Assim, muitos estudos que começam por declarar como as infraestruturas são invisíveis até se
decompor são fundamentalmente imprecisos. As infraestruturas são objetos
metapragmáticos, sinais de si mesmos implantados em regimes circulatórios específicos para
estabelecer conjuntos de efeitos. É comum, aparentemente obrigatório, que quase qualquer
estudo de infra-estrutura repita a afirmação de Star (1999) de que as infraestruturas são "por
definição invisíveis", um dado adquirido e que apenas "se tornam visíveis em avaria" (p. 380;
ver também Collier 2011, Elyachar 2010, Graham & Marvin 2001, Larkin 2008). Mas essa
afirmação é uma verdade parcial e, como forma de descrever a infraestrutura como um todo,
é insustentável. Invisibilidade é certamente um aspecto da infra-estrutura, mas é apenas um e
na extremidade de uma gama de visibilidades que se deslocam entre espetáculos invisíveis a
grandes espetáculos.
Nikhil Anand
É surpreendente que, apenas cinco anos após o BMC realizar essas demolições mais violentas,
tenha publicado seu primeiro Relatório de Desenvolvimento Humano de Mumbai, que insistia
no reconhecimento que o Sr. Arputham desejava. O capítulo de abertura do capítulo sobre as
favelas do relatório insiste em que os "ricos e os pobres" precisam um do outro na cidade.
“Mumbai, alegoricamente falando, é na verdade duas cidades: uma cidade dos "ricos"
e uma dos "pobres". Os "ricos e pobres" estão no mesmo território geográfico, mas
ocupam diferentes aspectos econômicos, físicos e econômicos. e espaços sociais. Entre
esses dois, um é mais bem definido e o outro se desenvolveu de maneira aleatória,
que parece sem ordem. Ambos dependem um do outro, apesar de sua assimetria
econômica e social ... Assim, são duas cidades distintas, mas interdependentes, em
uma. (Corporação Municipal da Grande Mumbai 2010, 55)”
Ao insistir que a cidade dos que têm depende da cidade dos que não têm, o Relatório de
Desenvolvimento Humano de Mumbai segue uma mudança no planejamento urbano, através
do qual os planejadores tentam acomodar a desigualdade e pobreza que cidade (Anand e
Rademacher 2011). Planejadores e arquitetos da cidade agora argumentam que a cidade
informal não ameaça a cidade formal. Em vez disso, a cidade informal cria as condições
necessárias para a cidade formal sobreviver (ver Dwivedi e Mehrotra 1995) .4 Neste trabalho,
as duas cidades não são espacialmente contíguas, mas sim coincidentes - geralmente
ocupando diferentes reinos no mesmo espaço geográfico. A primeira cidade é descrita como
sendo de ordem, infraestrutura formal, regras e leis.
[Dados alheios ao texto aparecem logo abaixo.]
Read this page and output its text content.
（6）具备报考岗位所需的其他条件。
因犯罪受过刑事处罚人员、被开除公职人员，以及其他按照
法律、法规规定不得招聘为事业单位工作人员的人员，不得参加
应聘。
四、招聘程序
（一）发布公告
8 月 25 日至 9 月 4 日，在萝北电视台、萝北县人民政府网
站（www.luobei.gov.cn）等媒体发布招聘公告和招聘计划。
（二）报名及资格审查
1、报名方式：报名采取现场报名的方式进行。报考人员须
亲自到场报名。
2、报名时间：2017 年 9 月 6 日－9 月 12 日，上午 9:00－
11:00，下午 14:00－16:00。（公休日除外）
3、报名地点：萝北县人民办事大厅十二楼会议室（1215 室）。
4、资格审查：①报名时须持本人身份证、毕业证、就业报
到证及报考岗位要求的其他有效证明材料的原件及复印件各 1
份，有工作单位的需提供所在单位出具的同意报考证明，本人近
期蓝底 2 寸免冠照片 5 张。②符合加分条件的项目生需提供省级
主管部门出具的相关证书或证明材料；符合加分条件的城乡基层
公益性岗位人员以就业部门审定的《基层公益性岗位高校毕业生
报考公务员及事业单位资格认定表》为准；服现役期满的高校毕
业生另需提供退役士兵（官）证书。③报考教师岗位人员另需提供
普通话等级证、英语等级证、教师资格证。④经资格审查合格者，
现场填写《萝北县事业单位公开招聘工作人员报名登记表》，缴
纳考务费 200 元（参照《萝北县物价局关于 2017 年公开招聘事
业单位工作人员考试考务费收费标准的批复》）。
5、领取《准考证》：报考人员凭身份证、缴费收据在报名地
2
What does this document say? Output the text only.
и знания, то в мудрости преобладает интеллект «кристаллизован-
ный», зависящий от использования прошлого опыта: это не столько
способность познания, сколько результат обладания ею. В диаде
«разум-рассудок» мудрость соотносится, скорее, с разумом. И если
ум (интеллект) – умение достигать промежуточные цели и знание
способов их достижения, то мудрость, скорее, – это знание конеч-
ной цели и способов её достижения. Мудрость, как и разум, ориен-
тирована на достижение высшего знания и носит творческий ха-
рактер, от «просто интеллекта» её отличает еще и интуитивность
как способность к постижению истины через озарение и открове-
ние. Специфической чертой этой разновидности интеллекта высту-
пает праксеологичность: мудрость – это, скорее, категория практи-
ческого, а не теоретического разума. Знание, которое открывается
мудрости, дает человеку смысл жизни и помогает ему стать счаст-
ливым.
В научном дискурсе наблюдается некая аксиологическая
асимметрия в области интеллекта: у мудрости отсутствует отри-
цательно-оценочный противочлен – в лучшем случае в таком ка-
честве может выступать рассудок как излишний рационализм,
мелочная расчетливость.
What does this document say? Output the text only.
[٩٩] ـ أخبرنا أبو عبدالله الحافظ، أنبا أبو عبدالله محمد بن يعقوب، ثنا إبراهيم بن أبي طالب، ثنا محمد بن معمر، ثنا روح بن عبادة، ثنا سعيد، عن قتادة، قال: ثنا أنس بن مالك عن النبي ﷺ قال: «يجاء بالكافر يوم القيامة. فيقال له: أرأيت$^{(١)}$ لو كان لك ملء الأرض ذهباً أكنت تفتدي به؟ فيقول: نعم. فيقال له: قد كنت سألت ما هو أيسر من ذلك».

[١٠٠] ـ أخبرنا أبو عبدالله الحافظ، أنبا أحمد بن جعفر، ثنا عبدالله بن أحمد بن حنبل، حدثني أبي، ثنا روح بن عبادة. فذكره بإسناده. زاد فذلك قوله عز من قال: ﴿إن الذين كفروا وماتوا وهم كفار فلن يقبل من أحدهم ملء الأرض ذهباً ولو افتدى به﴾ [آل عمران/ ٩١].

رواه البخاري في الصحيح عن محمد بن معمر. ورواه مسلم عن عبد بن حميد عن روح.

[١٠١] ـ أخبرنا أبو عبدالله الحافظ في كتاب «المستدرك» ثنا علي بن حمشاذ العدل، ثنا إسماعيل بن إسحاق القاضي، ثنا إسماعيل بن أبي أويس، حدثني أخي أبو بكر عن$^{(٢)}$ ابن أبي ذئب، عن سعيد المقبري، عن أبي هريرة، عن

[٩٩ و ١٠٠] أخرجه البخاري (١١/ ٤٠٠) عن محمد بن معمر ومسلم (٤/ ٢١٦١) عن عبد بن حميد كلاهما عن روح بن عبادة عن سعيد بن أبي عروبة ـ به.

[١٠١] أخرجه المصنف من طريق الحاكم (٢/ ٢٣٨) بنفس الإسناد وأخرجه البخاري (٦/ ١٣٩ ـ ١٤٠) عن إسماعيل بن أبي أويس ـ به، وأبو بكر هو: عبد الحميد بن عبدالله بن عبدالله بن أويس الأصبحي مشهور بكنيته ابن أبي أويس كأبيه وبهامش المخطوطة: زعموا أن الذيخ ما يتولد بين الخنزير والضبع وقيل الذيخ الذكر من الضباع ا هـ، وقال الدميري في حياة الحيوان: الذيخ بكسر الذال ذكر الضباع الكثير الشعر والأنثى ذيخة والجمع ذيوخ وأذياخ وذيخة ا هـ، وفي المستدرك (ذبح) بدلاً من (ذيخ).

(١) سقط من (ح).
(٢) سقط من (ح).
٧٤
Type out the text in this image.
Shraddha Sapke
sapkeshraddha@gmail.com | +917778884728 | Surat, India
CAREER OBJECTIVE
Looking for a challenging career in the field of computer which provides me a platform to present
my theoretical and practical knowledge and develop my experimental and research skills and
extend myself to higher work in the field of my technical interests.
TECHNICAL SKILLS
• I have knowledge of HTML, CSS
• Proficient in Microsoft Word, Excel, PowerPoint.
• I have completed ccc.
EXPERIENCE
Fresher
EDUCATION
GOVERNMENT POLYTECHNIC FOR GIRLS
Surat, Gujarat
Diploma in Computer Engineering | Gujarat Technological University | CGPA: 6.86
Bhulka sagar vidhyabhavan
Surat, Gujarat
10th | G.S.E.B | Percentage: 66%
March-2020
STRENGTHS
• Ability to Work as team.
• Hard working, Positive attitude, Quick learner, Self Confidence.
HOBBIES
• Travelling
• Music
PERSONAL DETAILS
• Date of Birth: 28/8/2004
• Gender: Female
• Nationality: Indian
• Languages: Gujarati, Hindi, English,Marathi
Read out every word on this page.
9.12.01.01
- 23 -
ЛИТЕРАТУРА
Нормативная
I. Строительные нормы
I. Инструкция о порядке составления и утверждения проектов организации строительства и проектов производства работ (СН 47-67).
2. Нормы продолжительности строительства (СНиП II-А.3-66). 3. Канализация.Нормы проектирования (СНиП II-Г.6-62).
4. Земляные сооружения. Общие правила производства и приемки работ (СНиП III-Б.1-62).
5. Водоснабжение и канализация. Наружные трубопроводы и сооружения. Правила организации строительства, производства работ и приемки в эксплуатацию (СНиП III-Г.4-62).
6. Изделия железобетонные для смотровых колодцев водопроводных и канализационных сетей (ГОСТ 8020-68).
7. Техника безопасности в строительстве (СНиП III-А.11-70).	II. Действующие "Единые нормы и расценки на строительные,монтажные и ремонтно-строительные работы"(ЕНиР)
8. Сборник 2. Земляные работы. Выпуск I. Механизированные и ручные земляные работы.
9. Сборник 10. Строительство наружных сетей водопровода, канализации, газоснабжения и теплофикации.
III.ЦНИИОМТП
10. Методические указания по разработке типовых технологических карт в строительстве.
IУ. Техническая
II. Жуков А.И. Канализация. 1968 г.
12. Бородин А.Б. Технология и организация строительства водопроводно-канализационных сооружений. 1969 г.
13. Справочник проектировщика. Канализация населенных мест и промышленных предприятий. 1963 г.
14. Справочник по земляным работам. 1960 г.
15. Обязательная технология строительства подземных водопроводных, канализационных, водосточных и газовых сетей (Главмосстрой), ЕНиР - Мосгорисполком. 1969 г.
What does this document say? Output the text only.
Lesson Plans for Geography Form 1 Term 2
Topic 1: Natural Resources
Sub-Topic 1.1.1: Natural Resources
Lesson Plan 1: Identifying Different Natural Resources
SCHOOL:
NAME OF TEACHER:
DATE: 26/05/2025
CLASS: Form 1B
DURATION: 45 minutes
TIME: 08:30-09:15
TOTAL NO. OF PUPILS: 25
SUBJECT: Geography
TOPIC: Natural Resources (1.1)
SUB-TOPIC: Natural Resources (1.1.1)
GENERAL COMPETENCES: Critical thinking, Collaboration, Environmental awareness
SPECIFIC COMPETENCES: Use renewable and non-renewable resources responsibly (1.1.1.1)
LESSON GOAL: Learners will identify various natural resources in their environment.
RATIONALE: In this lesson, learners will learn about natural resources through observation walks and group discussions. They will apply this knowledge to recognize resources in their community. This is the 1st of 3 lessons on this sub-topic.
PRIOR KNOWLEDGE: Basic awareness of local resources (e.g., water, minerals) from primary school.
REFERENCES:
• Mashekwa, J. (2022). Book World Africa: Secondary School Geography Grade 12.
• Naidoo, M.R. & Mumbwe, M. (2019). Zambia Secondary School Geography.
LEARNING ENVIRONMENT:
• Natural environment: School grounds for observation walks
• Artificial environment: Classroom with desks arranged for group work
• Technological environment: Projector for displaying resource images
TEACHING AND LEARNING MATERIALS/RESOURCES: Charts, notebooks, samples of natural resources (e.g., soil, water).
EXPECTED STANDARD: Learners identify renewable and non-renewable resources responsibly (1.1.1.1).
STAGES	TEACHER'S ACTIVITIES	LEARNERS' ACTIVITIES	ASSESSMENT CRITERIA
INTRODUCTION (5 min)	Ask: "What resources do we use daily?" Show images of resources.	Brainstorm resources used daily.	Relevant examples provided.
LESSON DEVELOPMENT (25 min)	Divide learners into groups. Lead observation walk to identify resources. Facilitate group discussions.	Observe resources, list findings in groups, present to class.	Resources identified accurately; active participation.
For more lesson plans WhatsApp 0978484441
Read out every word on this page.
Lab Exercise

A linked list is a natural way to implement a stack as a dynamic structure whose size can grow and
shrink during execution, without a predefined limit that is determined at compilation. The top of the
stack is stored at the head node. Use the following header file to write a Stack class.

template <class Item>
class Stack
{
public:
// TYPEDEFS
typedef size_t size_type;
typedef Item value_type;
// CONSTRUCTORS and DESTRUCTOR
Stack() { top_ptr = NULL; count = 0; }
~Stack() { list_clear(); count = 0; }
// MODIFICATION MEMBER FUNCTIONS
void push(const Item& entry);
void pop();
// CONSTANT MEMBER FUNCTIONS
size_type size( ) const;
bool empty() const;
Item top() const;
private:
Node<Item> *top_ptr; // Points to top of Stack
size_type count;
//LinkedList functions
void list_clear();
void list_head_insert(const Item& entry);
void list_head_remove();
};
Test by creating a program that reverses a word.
A segunda cidade - mais pobre e mais perigosa - existe ao lado, mas separada da primeira. Esta
segunda cidade, como o relatório descreve, é caracterizada por formas precárias de trabalho e
moradia, de informalidade e política, de dinamismo e ilegalidade. Mesmo assim, ao criar
espaço discursivo e político para os colonos e outros residentes informais da cidade, a
mudança para ver Mumbai como “duas cidades” também se articula com uma longa tradição
de ver as políticas urbanas do Sul Global (e de fato as políticas nacionais pós-colônia),
estruturada por uma desigualdade irrevogável entre governantes e “ricos”, por um lado, e
“não-ricos”, por outro.5 Este trabalho leva a desigualdade a estar sempre rigidamente
presente nas práticas espaciais da cidade. Descreve uma desigualdade (de acesso a materiais,
espaços e práticas sociais) que é estruturada e estruturada de políticas na cidade.